RBE Sprint Gate

GloriousFlywheel RBE Sprint Gate

Date: 2026-04-26

Related Linear: TIN-650, TIN-658 through TIN-675

Purpose

This note gates the proposed Bazel remote build execution sprint against current repo and Linear truth.

It is not an implementation plan. It is the boundary a future implementation plan must satisfy before GloriousFlywheel claims remote build, remote test, or remote execution in the Bazel sense.

Current Ground Truth

As of c3404992f36e743ddf9f50724903c1db3e02f8a2, the default branch proves shared cache acceleration:

  • Source Bazel Proof passes on tinyland-nix
  • the proof requires GF_BAZEL_SUBSTRATE_MODE=shared-cache-backed
  • the proof passes a real BAZEL_REMOTE_CACHE=grpc://bazel-cache.nix-cache.svc.cluster.local:9092 endpoint through scripts/bazel-cache-backed.sh
  • the proof reports remote cache use, currently including 1 remote cache hit
  • external repository fetch authority remains upstream-with-retries, not repository-cache or distdir authority

That is a real product capability. It is not Bazel remote execution.

Current repo facts:

  • .bazelrc contains build:ci-cached remote-cache settings only
  • there is no --remote_executor config
  • there is no BAZEL_REMOTE_EXECUTOR contract
  • scripts/cache-attachment-contract.sh explicitly says the preflight is not a remote-execution proof
  • scripts/bazel-cache-backed.sh passes only --remote_cache
  • local developer shells remain compatibility-local-only unless an operator provides a routable BAZEL_REMOTE_CACHE
  • ARC and GitHub Actions dispatch run jobs on remote machines, but that is coarse-grained remote CI/job execution. It is not Bazel action-level remote execution and must not be counted as REAPI proof.
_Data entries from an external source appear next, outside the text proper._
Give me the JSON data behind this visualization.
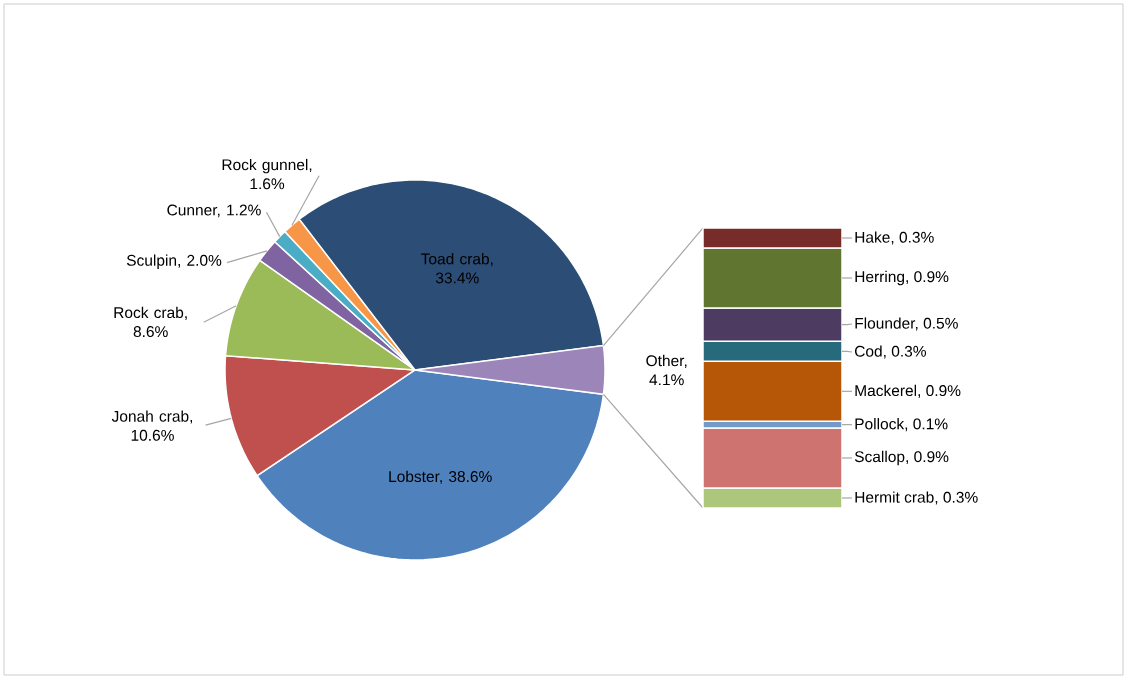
{
  "chart_data": [
    {
      "type": "pie",
      "categories": [
        null,
        null,
        null,
        null,
        null,
        null,
        null,
        null
      ],
      "values": [
        38.6,
        10.6,
        8.6,
        2.0,
        1.2,
        1.6,
        33.4,
        4.1
      ],
      "colors": [
        "#4f81bd",
        "#c0504d",
        "#9bbb59",
        "#8064a2",
        "#4bacc6",
        "#f79646",
        "#2c4d75",
        "#9c85b8"
      ],
      "value_labels": [
        "Lobster, 38.6%",
        "Jonah crab, 10.6%",
        "Rock crab, 8.6%",
        "Sculpin, 2.0%",
        "Cunner, 1.2%",
        "Rock gunnel, 1.6%",
        "Toad crab, 33.4%",
        "Other, 4.1%"
      ]
    },
    {
      "type": "bar",
      "stacked": true,
      "categories": [
        null
      ],
      "series": [
        {
          "color": "#acc77c",
          "values": [
            0.3
          ],
          "value_labels": [
            "Hermit crab, 0.3%"
          ]
        },
        {
          "color": "#cf7371",
          "values": [
            0.9
          ],
          "value_labels": [
            "Scallop, 0.9%"
          ]
        },
        {
          "color": "#729aca",
          "values": [
            0.1
          ],
          "value_labels": [
            "Pollock, 0.1%"
          ]
        },
        {
          "color": "#b65708",
          "values": [
            0.9
          ],
          "value_labels": [
            "Mackerel, 0.9%"
          ]
        },
        {
          "color": "#276a7c",
          "values": [
            0.3
          ],
          "value_labels": [
            "Cod, 0.3%"
          ]
        },
        {
          "color": "#4d3b62",
          "values": [
            0.5
          ],
          "value_labels": [
            "Flounder, 0.5%"
          ]
        },
        {
          "color": "#5f7530",
          "values": [
            0.9
          ],
          "value_labels": [
            "Herring, 0.9%"
          ]
        },
        {
          "color": "#772c2a",
          "values": [
            0.3
          ],
          "value_labels": [
            "Hake, 0.3%"
          ]
        }
      ]
    }
  ]
}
Useful Parts Of The Proposed RBE Plan

The April 26 RBE planning pass correctly identified several important facts:

  • remote cache is not remote execution
  • --remote_executor or equivalent executor wiring is required before claiming Bazel remote execution
  • build/tofu/rules.bzl still gives tofu_fmt_test a BUILD_WORKSPACE_DIRECTORY local-workspace preference, which must be revisited before counting fmt checks as remote-execution eligible
  • build/tofu/rules.bzl no longer uses BUILD_WORKSPACE_DIRECTORY in tofu_validate, but validation still relies on ambient tofu from PATH and use_default_shell_env = True, which are hermeticity hazards
  • starting proof with a small hermetic JS/TS target is safer than trying to move all Tofu validation remotely at once
  • TIN-620 network continuity and TIN-627 capacity policy matter before any RBE proof can be counted as operationally reliable

Unsafe Or Ungrounded Parts

The same plan also introduced assumptions that must not become authority:

  • Buildbarn, Buildfarm, BuildBuddy, and NativeLink are class-peer projects to compare against, not dependencies or selected backends.
  • Linear issues TIN-658 through TIN-675 are backlog scaffolding, not accepted execution authority.
  • TIN-673 must not be interpreted as permission to update the README to claim remote build before proof exists.
  • A .bazelrc line like build:rbe --remote_executor= is not the right contract pattern. Bazel rc files do not expand shell environment variables in option values; the current cache-backed design intentionally passes endpoints through wrappers after strict validation.
  • --modify_execution_info=TofuFmtCheck=+no-remote-exec is not grounded in the current rule implementation unless the fmt rule is given a matching mnemonic or other reliable execution property. TofuValidate currently has a mnemonic; tofu_fmt_test does not.
  • “All Tofu targets become RBE-eligible” is too broad until every action, toolchain, provider fetch, generated file, and environment assumption is inventoried.
  • Embedding Nix closures in worker images is plausible, but it is a product and supply-chain design decision, not an automatic phase-two detail.
  • tinyland-nix-heavy should not be the default place to run RBE proof merely because it is near compute. Runner label use must remain capability-driven and capacity-aware.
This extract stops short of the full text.